How valuable you ask? A recent article by The Huffington Post which looked into research done by leading management consultants Deloitte describes how the tech giants in silicon valley are increasingly looking for people with a social science or a liberal arts background. The days of requiring hundreds of STEM (Science, Technology, Engineering, Mathematics) graduates are waning, as a smaller number of people and the help of some very powerful machines are increasingly filling the roles they do.
As organisations look for people who can explain complex ideas in a way that’s more easily digestible they look to those from social sciences. As a geography graduate I do carry some bias, but I truly believe it is a subject that gives you a very broad understanding of the world we live in.
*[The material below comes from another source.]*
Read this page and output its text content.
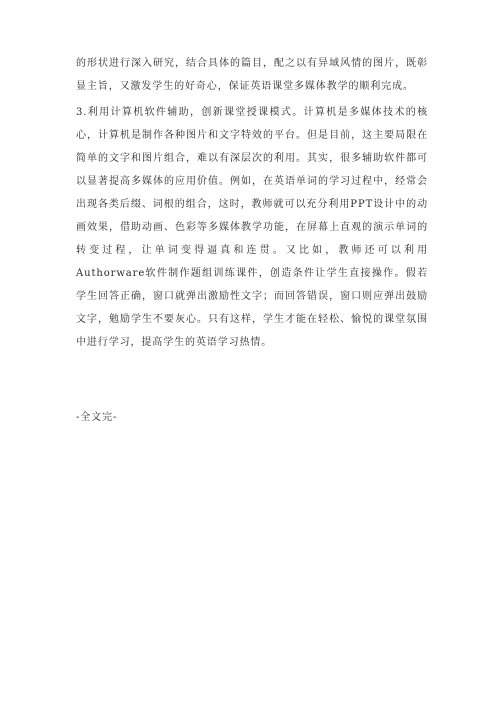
的形状进行深入研究，结合具体的篇目，配之以有异域风情的图片，既彰显主旨，又激发学生的好奇心，保证英语课堂多媒体教学的顺利完成。

3.利用计算机软件辅助，创新课堂授课模式。计算机是多媒体技术的核心，计算机是制作各种图片和文字特效的平台。但是目前，这主要局限在简单的文字和图片组合，难以有深层次的利用。其实，很多辅助软件都可以显著提高多媒体的应用价值。例如，在英语单词的学习过程中，经常会出现各类后缀、词根的组合，这时，教师就可以充分利用PPT设计中的动画效果，借助动画、色彩等多媒体教学功能，在屏幕上直观的演示单词的转变过程，让单词变得逼真和连贯。又比如，教师还可以利用Authorware软件制作题组训练课件，创造条件让学生直接操作。假若学生回答正确，窗口就弹出激励性文字；而回答错误，窗口则应弹出鼓励文字，勉励学生不要灰心。只有这样，学生才能在轻松、愉悦的课堂氛围中进行学习，提高学生的英语学习热情。

-全文完-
Having studied aspects of economics, politics, anthropology, sociology, philosophy and environmental science as part of my human geography degree it’s not difficult to see why employers think geography graduates are the most well rounded.
I’m a firm believer in the idea that university should teach you how to think not teach you what to think, being analytical in one’s approach and being able to critically debate are skills which will be useful in almost any profession. Even more so when you can debate some of the critical challenges facing our planet, with a level of sophistication and dexterity few other subjects offer. The opportunity to conduct research in teams and individually gives you a sound understanding of project management and group dynamics, all of which are paramount for success in work.
But outside of the benefits to employment Geography is a subject that allows you to travel within your mind, and to understand the people and places that make our world so fascinating. Whether it’s looking at a river in Aberystwyth, Wales or speaking to the Polish diaspora in New York I’ve found the challenge of trying to better understand the connection between people and the environment a rewarding one.
I hope more people continue to study Geography and continue to push the subject to new heights, the scope is massive and there is already so much great work from teachers and students at all levels. Whilst the school system gives you a great grounding and a taste for both human and physical geography it will be University where one can truly explore their interests. I believe anyone can be inspired to study Geography, as there is something for everyone.
I hope as a tutor I can inspire students to find and pursue their passion within the subject, and enable them to develop the tools and knowledge to understand the world we live in from a truly holistic position.